Google started the “SSL everywhere” initiative to enhance online communications and promote safer browsing. It actually gives SSL based sites an SEO boost. SSL is the only security protocol we have globally. There is IPSEC, but you had to be part of the group in order to gain trust. More Internet traffic is getting encrypted and there are many initiatives to enhance security with additional features such as Forward Secrecy, Strict Transport Security and 2048-bit key lengths.
Most sites supporting HTTPS operate in a non-forward secret mode, exposing themselves to retrospective decryption. Forward secrecy is a feature that prevents the compromise of a long-term secret key. It allows today’s information to be kept secret even if the private key get compromised in the future. For example, if someone is trying to sniff client to server communications but couldn’t as the server was using a 128-bit key, they can record the entire transmission for the next 5 years. And when the server gets decommissioned they attempt to get the key and decrypt the traffic. Forward secrecy solves this problem by double encrypting every connection. Even if someone gets the key in the future, they can’t decrypt the traffic. Google supports forward secrecy on many of its HTTPS websites, such as Gmail, Google Docs, and Google+. Around ⅓ of the internet uses forward secrecy.
Strict Transport Security (HSTS)
In 2009, a computer security researcher, Moxie Marlinspike introduced the concept of SSL stripping. He released a tool called “sslstrip“, which could prevent a browser from upgrading to SSL in a way that would go unnoticed to the end user. Strict Transport Security is a security feature that lets a website inform browsers it should be communicating with HTTPS and not HTTP in a way the prevents man-in-the-middle attacks. The deployment of HSTS has been slow, around 1% of the Internet is using it.
POODLE Attack – Flaw in SSLv3
In October 2014, Googles security team uncovered the POODLE attack (Padding Oracle On Downgraded Legacy Encryption) and released a paper called “POODLE bites”. They uncovered a flaw in SSLv3, allowing an attacker to decrypt HTTP cookies and hijack your browser session. Essentially, another man-in-the-middle attack. Many browsers will revert to SSL 3.0 when a TLS connection is unavailable and an attacker may force a server to default back to SSL v3.0 to exploit the vulnerability. One way to overcome this is to completely disable SSL ver 3.0 on client and server. However, there are variants of POODLE for TLSv1 and TLS v2. Prior to the poodle attack, a large proportion of the internet supported SSL Ver 3.0 but in response to the attack this has considerably dropped.

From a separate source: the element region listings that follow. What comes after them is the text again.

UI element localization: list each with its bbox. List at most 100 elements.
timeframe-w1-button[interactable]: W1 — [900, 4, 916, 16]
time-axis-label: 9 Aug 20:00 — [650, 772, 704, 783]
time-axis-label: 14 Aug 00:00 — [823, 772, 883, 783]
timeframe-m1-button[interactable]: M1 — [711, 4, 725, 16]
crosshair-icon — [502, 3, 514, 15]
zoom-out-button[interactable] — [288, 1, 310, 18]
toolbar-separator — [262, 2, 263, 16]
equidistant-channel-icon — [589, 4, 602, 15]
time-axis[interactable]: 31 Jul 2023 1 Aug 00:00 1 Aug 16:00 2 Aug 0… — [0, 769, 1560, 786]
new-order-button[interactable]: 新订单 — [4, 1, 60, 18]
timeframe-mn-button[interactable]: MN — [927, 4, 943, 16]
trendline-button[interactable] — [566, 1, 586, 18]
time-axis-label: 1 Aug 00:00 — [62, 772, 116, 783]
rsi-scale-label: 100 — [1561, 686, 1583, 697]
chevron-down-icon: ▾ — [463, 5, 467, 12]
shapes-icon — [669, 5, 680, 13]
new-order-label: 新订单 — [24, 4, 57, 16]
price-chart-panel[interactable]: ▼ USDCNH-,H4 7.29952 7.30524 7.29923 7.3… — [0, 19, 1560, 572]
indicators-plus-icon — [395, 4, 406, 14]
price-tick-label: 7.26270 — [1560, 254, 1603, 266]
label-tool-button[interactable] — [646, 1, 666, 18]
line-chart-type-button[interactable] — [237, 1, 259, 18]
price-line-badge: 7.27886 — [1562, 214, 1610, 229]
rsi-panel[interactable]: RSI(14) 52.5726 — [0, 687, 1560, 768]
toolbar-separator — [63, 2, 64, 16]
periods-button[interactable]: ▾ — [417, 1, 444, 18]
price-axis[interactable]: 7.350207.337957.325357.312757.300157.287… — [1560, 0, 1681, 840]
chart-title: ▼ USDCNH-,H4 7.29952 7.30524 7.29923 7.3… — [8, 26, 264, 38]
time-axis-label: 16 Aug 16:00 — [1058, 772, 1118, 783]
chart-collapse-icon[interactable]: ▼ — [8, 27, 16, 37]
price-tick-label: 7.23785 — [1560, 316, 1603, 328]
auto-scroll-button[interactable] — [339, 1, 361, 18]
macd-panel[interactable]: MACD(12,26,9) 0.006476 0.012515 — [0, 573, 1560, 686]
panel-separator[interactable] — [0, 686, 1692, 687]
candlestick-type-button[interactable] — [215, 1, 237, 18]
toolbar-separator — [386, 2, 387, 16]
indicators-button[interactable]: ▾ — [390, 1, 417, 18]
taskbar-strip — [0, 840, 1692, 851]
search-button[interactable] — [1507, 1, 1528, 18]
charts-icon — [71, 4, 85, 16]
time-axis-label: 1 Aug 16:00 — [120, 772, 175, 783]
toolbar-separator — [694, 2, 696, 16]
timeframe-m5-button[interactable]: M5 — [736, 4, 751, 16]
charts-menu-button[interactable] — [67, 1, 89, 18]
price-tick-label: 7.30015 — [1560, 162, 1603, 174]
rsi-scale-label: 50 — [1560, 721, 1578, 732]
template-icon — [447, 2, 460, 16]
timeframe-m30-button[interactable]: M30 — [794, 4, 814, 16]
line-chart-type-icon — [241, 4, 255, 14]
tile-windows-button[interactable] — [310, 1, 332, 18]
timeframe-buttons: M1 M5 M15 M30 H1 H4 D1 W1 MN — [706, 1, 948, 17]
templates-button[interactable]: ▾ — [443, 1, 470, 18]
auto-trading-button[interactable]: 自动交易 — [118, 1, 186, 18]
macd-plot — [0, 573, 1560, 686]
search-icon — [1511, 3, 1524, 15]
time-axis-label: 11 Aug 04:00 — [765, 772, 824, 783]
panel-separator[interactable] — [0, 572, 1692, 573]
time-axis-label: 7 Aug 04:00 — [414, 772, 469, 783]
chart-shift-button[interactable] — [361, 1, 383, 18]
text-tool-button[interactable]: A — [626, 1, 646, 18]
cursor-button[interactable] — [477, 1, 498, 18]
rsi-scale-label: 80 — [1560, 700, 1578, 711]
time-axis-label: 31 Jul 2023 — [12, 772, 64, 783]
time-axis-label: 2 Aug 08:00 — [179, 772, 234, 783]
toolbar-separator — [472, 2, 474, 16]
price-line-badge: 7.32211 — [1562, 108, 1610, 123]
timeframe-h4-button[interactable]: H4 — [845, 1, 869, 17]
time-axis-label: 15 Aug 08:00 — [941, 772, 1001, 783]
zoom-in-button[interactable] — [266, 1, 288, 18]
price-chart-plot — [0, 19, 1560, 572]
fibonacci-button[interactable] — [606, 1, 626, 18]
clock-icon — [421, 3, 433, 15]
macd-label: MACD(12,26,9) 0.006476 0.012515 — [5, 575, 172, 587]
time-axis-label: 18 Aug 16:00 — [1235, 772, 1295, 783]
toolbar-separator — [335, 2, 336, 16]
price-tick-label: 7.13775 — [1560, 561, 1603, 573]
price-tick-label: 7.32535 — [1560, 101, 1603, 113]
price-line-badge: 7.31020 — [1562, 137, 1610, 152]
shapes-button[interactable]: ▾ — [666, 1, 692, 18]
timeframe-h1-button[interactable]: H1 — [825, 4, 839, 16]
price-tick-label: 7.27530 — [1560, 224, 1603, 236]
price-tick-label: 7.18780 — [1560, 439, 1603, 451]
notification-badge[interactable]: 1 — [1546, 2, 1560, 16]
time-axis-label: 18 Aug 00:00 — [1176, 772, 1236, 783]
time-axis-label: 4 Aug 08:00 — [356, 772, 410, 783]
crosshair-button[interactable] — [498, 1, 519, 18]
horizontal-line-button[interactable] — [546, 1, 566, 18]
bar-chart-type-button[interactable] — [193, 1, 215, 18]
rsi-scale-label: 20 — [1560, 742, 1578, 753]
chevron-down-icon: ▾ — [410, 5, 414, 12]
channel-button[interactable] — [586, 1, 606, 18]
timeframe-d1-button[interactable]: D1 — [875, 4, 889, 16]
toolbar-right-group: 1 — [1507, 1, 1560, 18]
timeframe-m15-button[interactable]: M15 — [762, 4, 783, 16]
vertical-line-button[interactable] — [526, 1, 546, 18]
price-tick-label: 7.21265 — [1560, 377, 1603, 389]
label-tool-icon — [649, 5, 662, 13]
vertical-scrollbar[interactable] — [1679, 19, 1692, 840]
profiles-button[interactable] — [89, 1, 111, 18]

2048-bit keys SSL certificate
There are strong recommendations to use 2048-bit certificates. The NIST and other companies feel the encryption provided by 1048-bit keys is not sufficient. Computer are getting faster and 1048-bit keys are not going to protect you for the lifetime of the secret. On the other hand, 2048-bit certificates will give you about 30 years of security. The impact of larger key length is a reduction in performance. 2048-bit keys will reduce transactions per second (TPS) by 5 times. There are options to configure a “Session Reuse” feature that lets you reuse the session id that are negotiated asymmetrically. Session Reuse is a mechanism that allows you to do less asymmetric key exchanges. But essentially you are trading performance with less security.
SSL all the way to the server can bring the application to it’s knees. Generic hardware is not optimized for this type of handling and 2048-bit keys don’t work well on generic software and processors. Consolidated the SSL with an appliance that handles the SSL load is better for TPS and performance. The driver for SSL offload on optimized hardware is more compelling with the use of 2048 bit keys.